Too funny. I was thinking "How can you tell when a Mal is having a meltdown?" :-\"


----------



## ann schnerre (Aug 24, 2006)

Tina Rempel said:


> Too funny. I was thinking "How can you tell when a Mal is having a meltdown?" :-\"


 
now THAT'S too funny tina


----------



## Gerry Grimwood (Apr 2, 2007)

Tina Rempel said:


> Too funny. I was thinking "How can you tell when a Mal is having a meltdown?" :-\"


It's like how can you tell when a laywer is lying, the lips are moving.


----------



## ann schnerre (Aug 24, 2006)

oh gerry--that works for cowboys as well--the moving lips ALWAYS give them away....


----------



## Connie Sutherland (Mar 27, 2006)

... and teenagers ... and fishermen .... :lol:


----------



## ann schnerre (Aug 24, 2006)

ie, if the person is of the male sex, right? and we learned this lesson HOW???
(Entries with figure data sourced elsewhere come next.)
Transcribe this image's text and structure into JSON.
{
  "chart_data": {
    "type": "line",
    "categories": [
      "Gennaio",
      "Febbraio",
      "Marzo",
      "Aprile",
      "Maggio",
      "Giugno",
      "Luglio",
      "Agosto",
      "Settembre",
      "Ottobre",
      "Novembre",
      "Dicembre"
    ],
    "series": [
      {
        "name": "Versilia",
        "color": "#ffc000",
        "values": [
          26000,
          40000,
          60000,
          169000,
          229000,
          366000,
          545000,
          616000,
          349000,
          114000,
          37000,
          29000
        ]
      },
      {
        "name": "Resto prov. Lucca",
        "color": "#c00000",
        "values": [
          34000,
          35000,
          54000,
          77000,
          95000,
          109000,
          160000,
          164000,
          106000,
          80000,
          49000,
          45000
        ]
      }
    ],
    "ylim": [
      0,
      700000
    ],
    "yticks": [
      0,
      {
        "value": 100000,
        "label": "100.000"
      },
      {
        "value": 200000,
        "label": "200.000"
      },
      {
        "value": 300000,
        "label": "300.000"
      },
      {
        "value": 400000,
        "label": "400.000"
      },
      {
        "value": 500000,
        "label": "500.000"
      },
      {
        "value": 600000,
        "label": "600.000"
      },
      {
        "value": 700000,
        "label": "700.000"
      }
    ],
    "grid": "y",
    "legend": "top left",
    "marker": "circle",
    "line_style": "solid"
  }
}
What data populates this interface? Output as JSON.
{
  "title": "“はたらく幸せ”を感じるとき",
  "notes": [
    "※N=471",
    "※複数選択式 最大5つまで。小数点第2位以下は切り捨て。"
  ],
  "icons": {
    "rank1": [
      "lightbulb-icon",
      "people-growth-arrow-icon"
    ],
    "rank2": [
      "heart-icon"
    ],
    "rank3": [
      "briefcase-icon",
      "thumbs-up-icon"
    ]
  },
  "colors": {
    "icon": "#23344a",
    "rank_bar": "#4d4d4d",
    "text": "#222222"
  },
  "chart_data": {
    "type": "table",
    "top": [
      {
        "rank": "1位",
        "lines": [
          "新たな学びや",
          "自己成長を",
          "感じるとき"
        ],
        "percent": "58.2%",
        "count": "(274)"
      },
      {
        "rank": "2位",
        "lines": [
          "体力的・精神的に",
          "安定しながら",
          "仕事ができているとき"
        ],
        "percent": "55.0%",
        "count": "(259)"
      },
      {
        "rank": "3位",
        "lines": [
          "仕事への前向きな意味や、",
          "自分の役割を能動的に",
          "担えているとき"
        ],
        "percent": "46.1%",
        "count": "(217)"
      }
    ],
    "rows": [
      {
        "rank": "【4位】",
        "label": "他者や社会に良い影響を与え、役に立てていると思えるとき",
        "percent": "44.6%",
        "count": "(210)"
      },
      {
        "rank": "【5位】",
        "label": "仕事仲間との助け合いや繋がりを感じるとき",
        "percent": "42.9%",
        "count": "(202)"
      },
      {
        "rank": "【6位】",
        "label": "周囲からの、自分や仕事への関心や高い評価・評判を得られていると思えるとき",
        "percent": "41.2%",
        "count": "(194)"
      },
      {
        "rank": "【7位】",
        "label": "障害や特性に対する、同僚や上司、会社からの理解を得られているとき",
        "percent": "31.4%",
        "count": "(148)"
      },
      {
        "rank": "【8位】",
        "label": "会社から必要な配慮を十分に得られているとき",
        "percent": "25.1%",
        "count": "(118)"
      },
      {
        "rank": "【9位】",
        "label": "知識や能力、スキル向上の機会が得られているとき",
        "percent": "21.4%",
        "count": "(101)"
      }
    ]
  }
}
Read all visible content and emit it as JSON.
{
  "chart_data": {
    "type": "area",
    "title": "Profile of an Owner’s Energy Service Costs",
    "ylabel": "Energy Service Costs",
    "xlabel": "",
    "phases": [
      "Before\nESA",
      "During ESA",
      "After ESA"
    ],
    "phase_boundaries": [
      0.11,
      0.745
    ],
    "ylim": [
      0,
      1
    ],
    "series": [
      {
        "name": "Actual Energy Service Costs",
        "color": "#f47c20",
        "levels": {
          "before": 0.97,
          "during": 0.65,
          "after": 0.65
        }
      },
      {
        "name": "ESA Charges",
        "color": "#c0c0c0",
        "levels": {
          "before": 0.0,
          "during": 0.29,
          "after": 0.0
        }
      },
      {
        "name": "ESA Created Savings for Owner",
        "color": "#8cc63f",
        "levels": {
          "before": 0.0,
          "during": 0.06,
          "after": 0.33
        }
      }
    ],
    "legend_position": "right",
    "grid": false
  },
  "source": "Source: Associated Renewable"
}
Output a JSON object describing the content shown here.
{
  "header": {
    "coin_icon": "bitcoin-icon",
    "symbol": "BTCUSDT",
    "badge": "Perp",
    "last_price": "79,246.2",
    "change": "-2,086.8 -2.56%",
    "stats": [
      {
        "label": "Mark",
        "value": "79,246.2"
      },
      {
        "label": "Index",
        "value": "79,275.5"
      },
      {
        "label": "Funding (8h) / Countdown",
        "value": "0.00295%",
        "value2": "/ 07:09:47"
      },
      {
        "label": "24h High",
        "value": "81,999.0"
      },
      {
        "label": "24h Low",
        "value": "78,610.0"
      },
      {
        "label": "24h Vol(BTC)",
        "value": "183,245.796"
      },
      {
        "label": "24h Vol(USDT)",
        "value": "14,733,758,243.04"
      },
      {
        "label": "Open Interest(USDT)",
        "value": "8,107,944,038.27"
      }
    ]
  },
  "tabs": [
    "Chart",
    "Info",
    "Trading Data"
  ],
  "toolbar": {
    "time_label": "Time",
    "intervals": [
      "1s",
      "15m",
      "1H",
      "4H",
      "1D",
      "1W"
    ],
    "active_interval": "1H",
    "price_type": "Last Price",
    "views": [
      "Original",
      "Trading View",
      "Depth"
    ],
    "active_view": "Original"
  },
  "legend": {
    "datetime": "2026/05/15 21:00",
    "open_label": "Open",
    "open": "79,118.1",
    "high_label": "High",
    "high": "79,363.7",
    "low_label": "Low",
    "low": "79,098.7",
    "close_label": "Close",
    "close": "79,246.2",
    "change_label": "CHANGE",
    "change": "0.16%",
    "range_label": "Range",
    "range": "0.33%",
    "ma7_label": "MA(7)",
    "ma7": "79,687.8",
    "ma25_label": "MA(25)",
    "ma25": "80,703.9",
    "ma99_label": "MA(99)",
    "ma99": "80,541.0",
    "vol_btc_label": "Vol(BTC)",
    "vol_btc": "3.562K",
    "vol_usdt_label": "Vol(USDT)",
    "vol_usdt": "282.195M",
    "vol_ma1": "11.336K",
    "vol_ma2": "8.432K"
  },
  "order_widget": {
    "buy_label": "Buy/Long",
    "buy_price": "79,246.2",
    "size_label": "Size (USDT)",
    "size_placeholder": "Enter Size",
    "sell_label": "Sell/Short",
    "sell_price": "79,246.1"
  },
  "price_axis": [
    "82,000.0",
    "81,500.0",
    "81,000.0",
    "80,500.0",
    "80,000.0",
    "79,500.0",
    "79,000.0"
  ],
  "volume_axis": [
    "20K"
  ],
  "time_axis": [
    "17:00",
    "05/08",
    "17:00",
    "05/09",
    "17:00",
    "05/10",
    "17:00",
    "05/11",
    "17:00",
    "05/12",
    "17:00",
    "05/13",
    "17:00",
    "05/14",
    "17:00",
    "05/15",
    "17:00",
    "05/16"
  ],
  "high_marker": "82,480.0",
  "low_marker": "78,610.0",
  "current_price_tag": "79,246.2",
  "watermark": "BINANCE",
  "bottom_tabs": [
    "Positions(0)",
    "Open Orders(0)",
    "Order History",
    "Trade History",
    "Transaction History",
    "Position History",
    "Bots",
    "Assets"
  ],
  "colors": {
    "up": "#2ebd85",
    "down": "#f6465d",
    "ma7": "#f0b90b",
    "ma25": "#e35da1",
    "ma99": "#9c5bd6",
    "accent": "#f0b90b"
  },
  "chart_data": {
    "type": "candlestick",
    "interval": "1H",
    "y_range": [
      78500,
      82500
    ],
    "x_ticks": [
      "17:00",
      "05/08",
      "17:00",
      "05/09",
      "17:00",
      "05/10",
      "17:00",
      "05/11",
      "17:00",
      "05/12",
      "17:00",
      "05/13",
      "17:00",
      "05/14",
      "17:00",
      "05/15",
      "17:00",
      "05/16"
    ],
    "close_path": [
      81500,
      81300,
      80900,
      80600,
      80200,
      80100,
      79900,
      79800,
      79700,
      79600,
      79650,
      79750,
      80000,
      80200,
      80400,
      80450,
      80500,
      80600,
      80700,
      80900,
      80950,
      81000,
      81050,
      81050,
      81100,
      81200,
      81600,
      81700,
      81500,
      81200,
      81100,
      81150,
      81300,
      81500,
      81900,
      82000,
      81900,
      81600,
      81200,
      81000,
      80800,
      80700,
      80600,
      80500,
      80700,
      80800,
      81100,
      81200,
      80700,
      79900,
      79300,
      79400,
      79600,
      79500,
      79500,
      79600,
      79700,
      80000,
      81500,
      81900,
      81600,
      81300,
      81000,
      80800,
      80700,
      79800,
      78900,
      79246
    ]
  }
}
but don't think i'm a man-hater, i'm not; guys can be kinda fun...


----------



## Bob Scott (Mar 30, 2006)

Connie Sutherland said:


> ... and teenagers ... and fishermen .... :lol:


And dog trainers!


----------



## Jane King (Nov 24, 2007)

Dill does that too (the barking bit - not the lying) Especially when I first got him.

He's a working breed from a farm - so I suppose its a similar thing. His other thing is to get really wound up when he's waiting his turn if he sees another dog on the jumps or searching: he stands on his hind legs and make a noise like a hen laying an egg


----------